Глава 2. «Великий инквизитор» - итог социальных и нравственных исканий героев
Еще в большей мере следует говорить постоянном нарастании душевной драмы Дмитрия Карамазова в главах, которые следуют значительно позднее главы «Великий инквизитор». А так как в сюжете романа образу Мити принадлежит главная роль, то драматизм и напряженность действия не спадают вплоть до девятой книги «Предварительное следствие». Здесь Достоевский, проведя душу Мити через «мытарства» (Гл. 3 – «Хождение души по мытарствам. Мытарство первое», гл. 4 – «Мытарство второе», гл. 5 – «Третье мытарство» и др., где Митя то мучится от мысли, что он убил слугу Григория, то вдруг признается, то вдруг признается, «что не только хотел, но и мог убить» отца Карамазова, то вдруг с надеждой кричит: «Но ведь не убил же его, ведь спас же меня ангел-хранитель мой… не убил, не убил»), доводит действие до острого драматизма в главе «Показание свидетелей. Дите». Страдания детей из рассказов Ивана Карамазова проникают и в душу Мити через плачущее «дите» из его символического сна.

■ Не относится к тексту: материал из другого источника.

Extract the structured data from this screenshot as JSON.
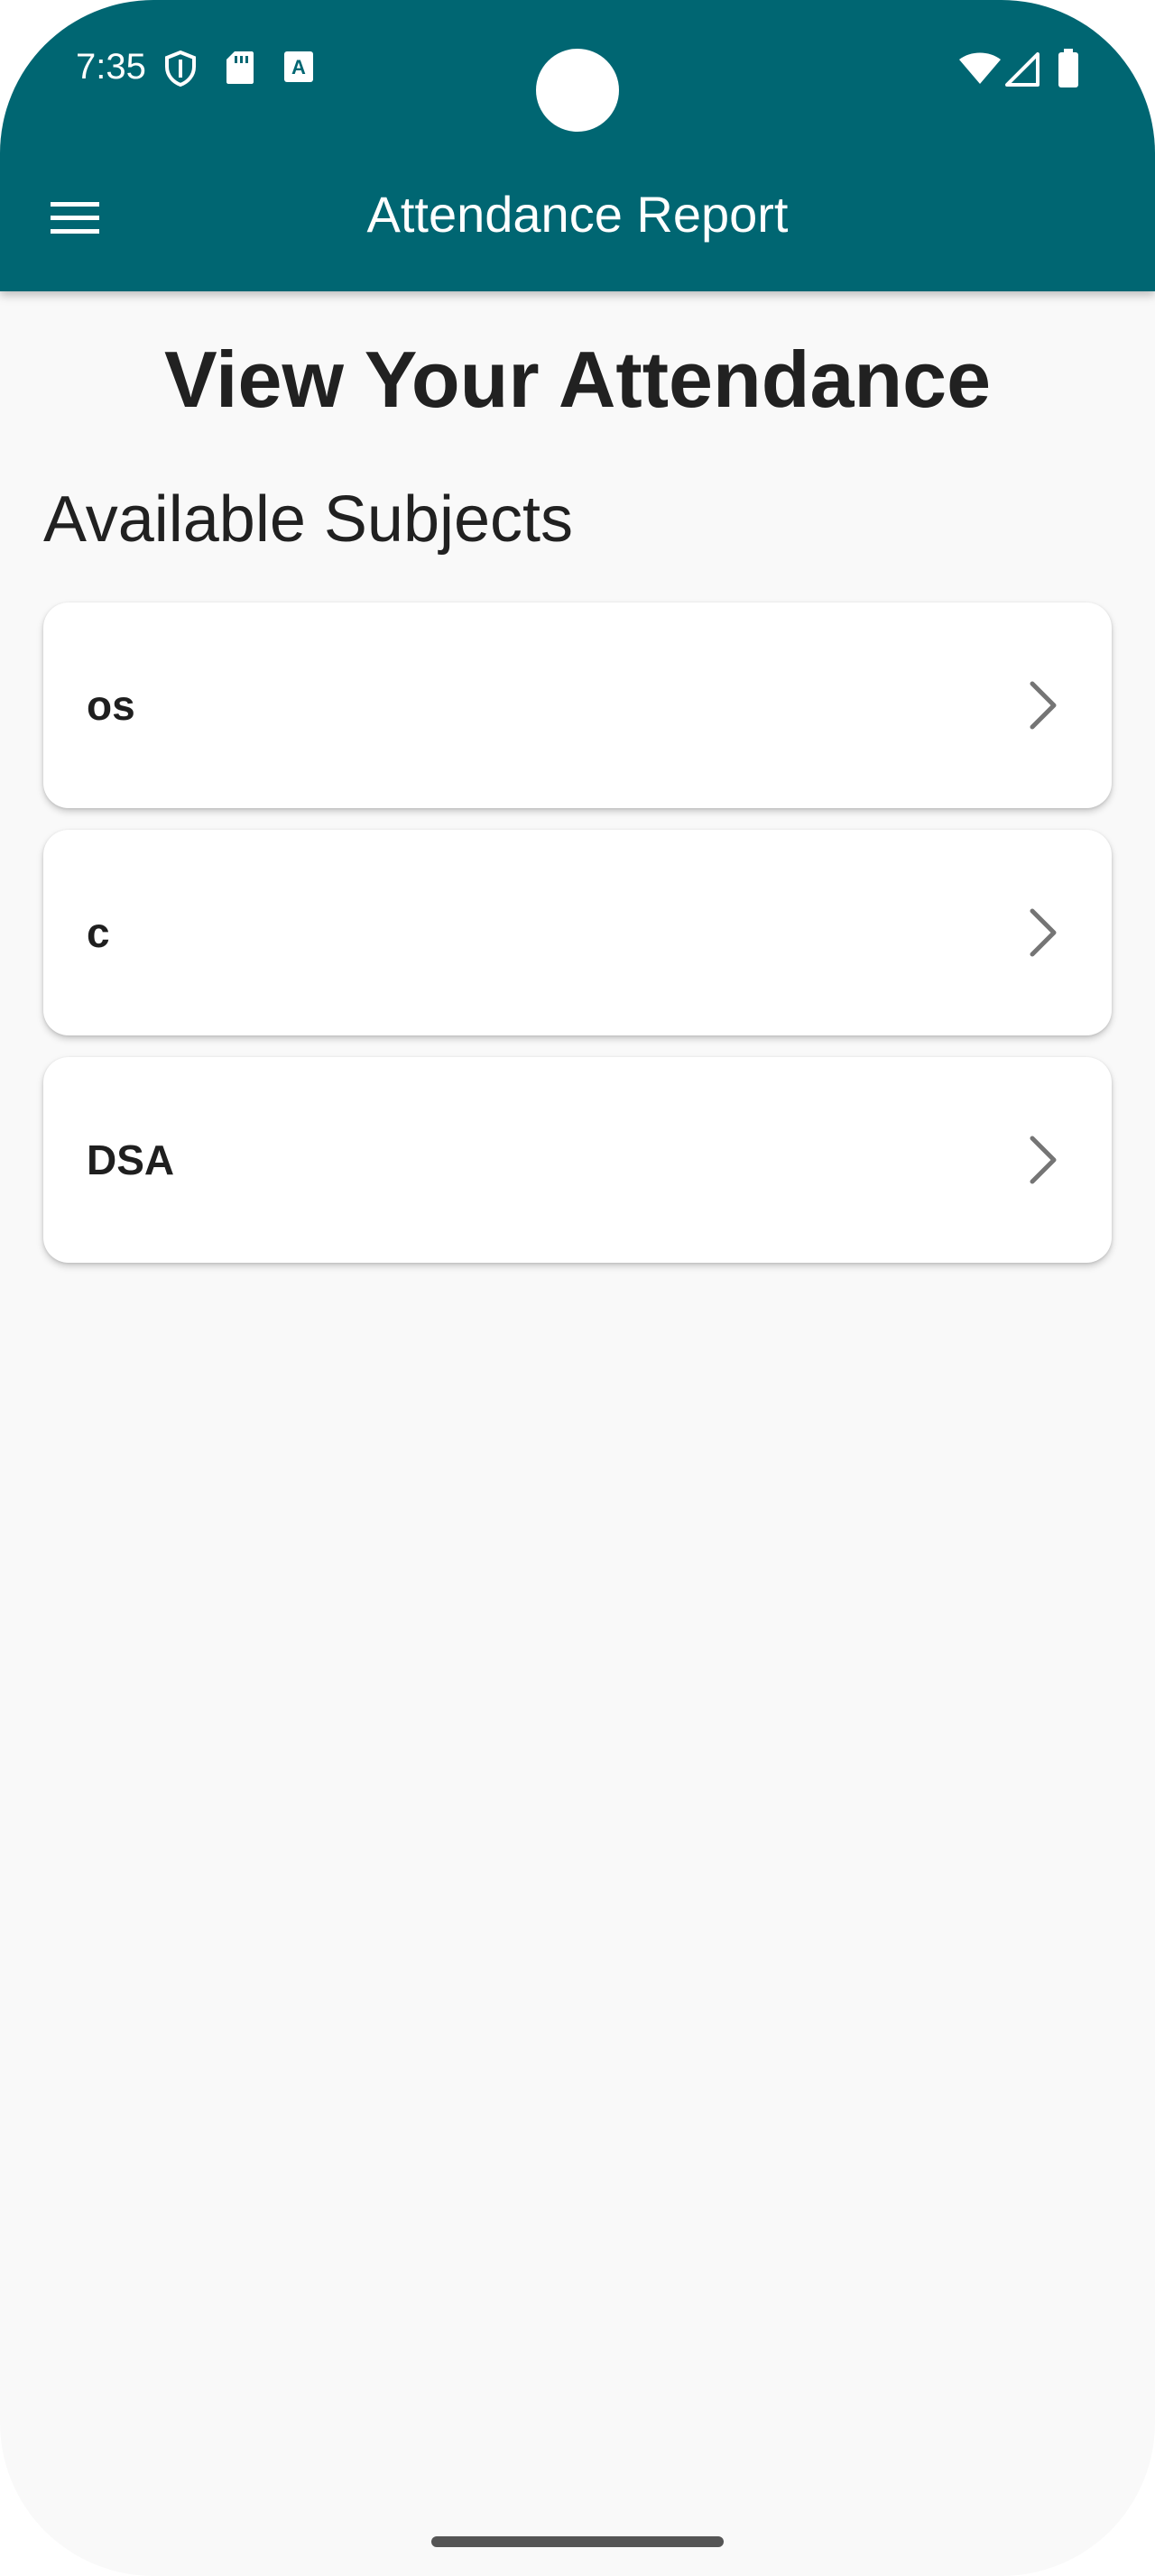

Сон Мити явился переломным моментом не только в развитии образа Дмитрия Карамазова, но и в развитии действия: мы узнаем теперь не только об убийстве Федора Павловича Карамазова, но и о согласии Мити взять на себя ложное обвинение («пострадать хочу и страданием очищусь!»). Таким образом, вслед за самыми напряженными «мытарствами» души Мити в этой главе наступает и развязка в развитии его образа. И если Ивану еще предстоит пройти через столкновение с «двойниками» - через три свидания с убийцей Смердяковым и через кошмарную беседу с чертом, - то сердце Мити, в котором «идеал мадонны» спорил с «идеалом содомским», уже сделало свой выбор любви, добра и самопожертвования.